Metodi contraccettivi: quali sono e come scegliere

ROMA – Una delle paure più diffuse che accompagna le prime esperienze sessuali è quella di imbattersi in una gravidanza. Questo timore rende la propria intimità un momento difficile e costellato, spesso, da fantasie poco rassicuranti, che possono rovinare la magia dell’incontro. Per molti ragazzi non è facile parlare con un adulto di fiducia di quanto stanno vivendo e a volte, se non si ha un relazione stabile e abbastanza confidenza e complicità con il partner, ci si può sentire soli.

Nell’ultimo secolo e in particolare negli ultimi decenni, si sono diffusi numerosi metodi contraccettivi in grado di soddisfare le moteplici esigenze individuali. Tra i più diffusi ci sono i contraccettivi ormonali, come la pillola, il cerotto e l’anello vaginale; quelli meccanici o di barriera, come il profilattico e il diaframma. Sempre meno utilizzati sono invece i dispositivi intrauterini, come la spirale.

La pillola del giorno dopo e quella più recente dei cinque giorni dopo, vengono invece considerati contraccettivi di emergenza. La contraccezione è uno strumento che ha rivoluzionato il modo di vivere la propria intimità perché, se usata nel modo corretto, permette di vivere la sessualità in modo più consapevole e, per alcune malattie importanti, può evitarne il contagio. Anche se poco conosciuto e diffuso, esiste anche il “Pillolo”, un contraccettivo ormonale per l’uomo, costituito da una combinazione di due ormoni, un progestinico e l’ormone sessuale maschile testosterone, che inducono un blocco reversibile della produzione di spermatozoi.
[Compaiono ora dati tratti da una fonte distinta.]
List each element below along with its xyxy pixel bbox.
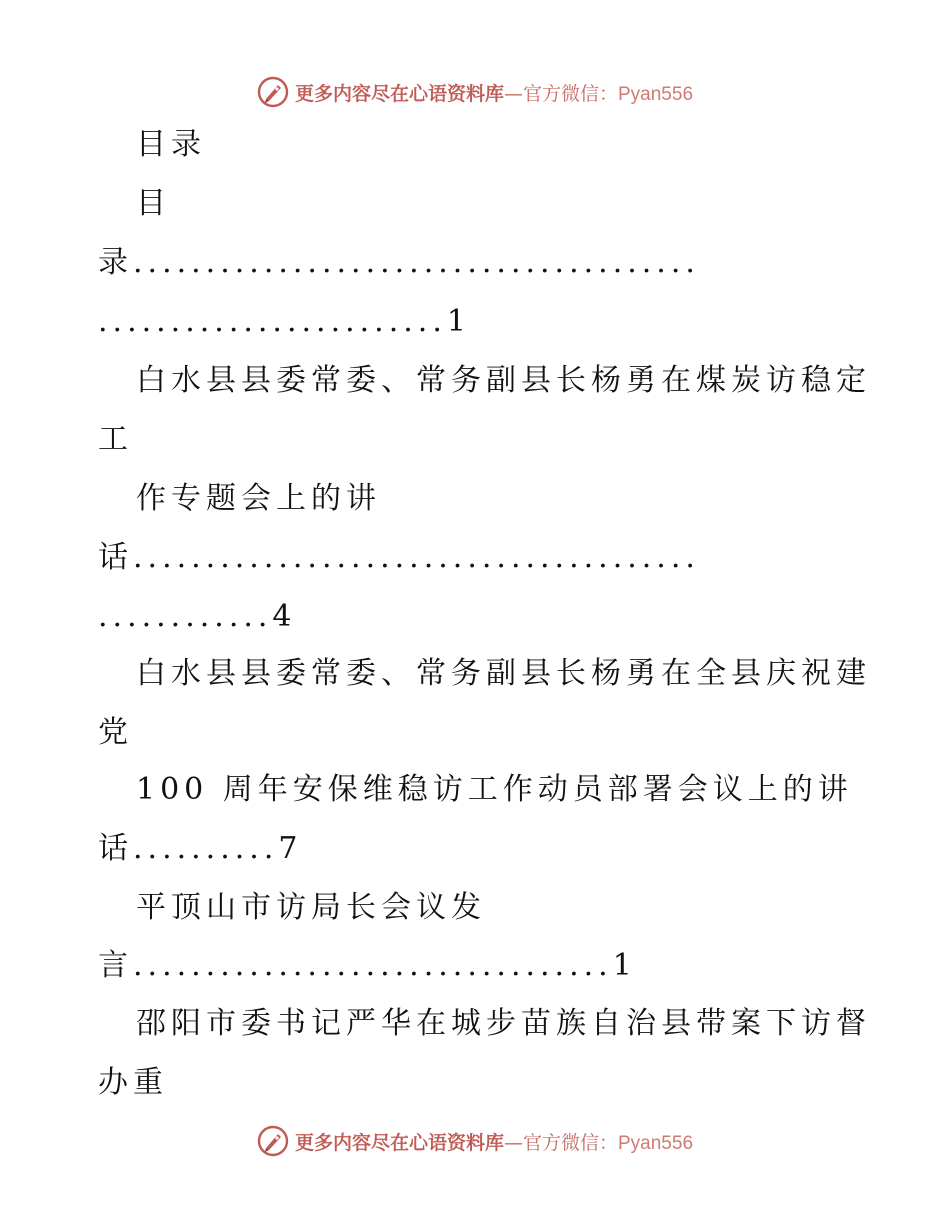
footer-watermark [0,1121,950,1161]
toc-entry-line: 白水县县委常委、常务副县长杨勇在煤炭访稳定 [136,363,871,398]
toc-entry-line: 话....................................... [98,540,700,575]
toc-entry-line: 作专题会上的讲 [136,481,381,516]
toc-heading: 目录 [136,127,206,162]
watermark-title: 更多内容尽在心语资料库 [294,1131,504,1154]
toc-entry-line: 邵阳市委书记严华在城步苗族自治县带案下访督 [136,1006,871,1041]
toc-entry-line: 工 [98,422,133,457]
toc-entry-line: 党 [98,715,133,750]
pen-nib-logo-icon [257,76,289,108]
watermark-wechat-id: Pyan556 [618,1132,694,1154]
toc-entry-line: 话..........7 [98,831,303,866]
toc-entry-line: 办重 [98,1065,168,1100]
toc-entry-line: ............4 [98,599,297,634]
watermark-dash: — [503,1131,523,1154]
toc-entry-line: 平顶山市访局长会议发 [136,890,486,925]
toc-entry-line: 目 [136,186,171,221]
header-watermark [0,72,950,112]
watermark-wechat-label: 官方微信： [522,82,618,105]
watermark-title: 更多内容尽在心语资料库 [294,82,504,105]
toc-entry-line: 白水县县委常委、常务副县长杨勇在全县庆祝建 [136,656,871,691]
toc-entry-line: 100 周年安保维稳访工作动员部署会议上的讲 [136,772,853,807]
toc-entry-line: 录....................................... [98,245,700,280]
toc-entry-line: ........................1 [98,304,471,339]
watermark-wechat-label: 官方微信： [522,1131,618,1154]
pen-nib-logo-icon [257,1125,289,1157]
footer-watermark-text [295,1128,693,1155]
header-watermark-text [295,79,693,106]
watermark-dash: — [503,82,523,105]
toc-entry-line: 言.................................1 [98,948,637,983]
watermark-wechat-id: Pyan556 [618,83,694,105]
Purtroppo c’è ancora molta confusione sulla vasta gamma delle precauzioni in commercio, sul loro corretto utilizzo e sui possibili effetti collaterali. Spesso ci si procura notizie mediante un passaparola che rischia di fornire informazioni poco chiare e non attendibili. In tal senso la figura di uno specialista a cui affidarsi riveste un ruolo fondamentale, in grado di arginare il senso di disorientamento e chiarire dubbi e perplessità. Il ginecologo, infatti, essendo esperto e aggiornato nel settore, può rispondere più adeguatamente alle esigenze individuali, in quanto non esiste un metodo contraccetivo valido per tutti né uno uno solo utilizzabile per sempre.

Quindi, contraccezione sicura significa poter imparare l’alfabeto dell’amore consapevoli delle conseguenze, con entusiasmo e tenerezza, senza black-out emotivi ad ogni giorno di ritardo del ciclo o a ogni segnale del corpo che non riusciamo a decifrare. Riteniamo, quindi, che parlarne insieme e scegliere una contraccezione ‘su misura’ può contribuire a vivere una vita sessuale serena, responsabile e senza timori eccessivi, aiutando la persona a stare bene con il proprio corpo e con l’altro.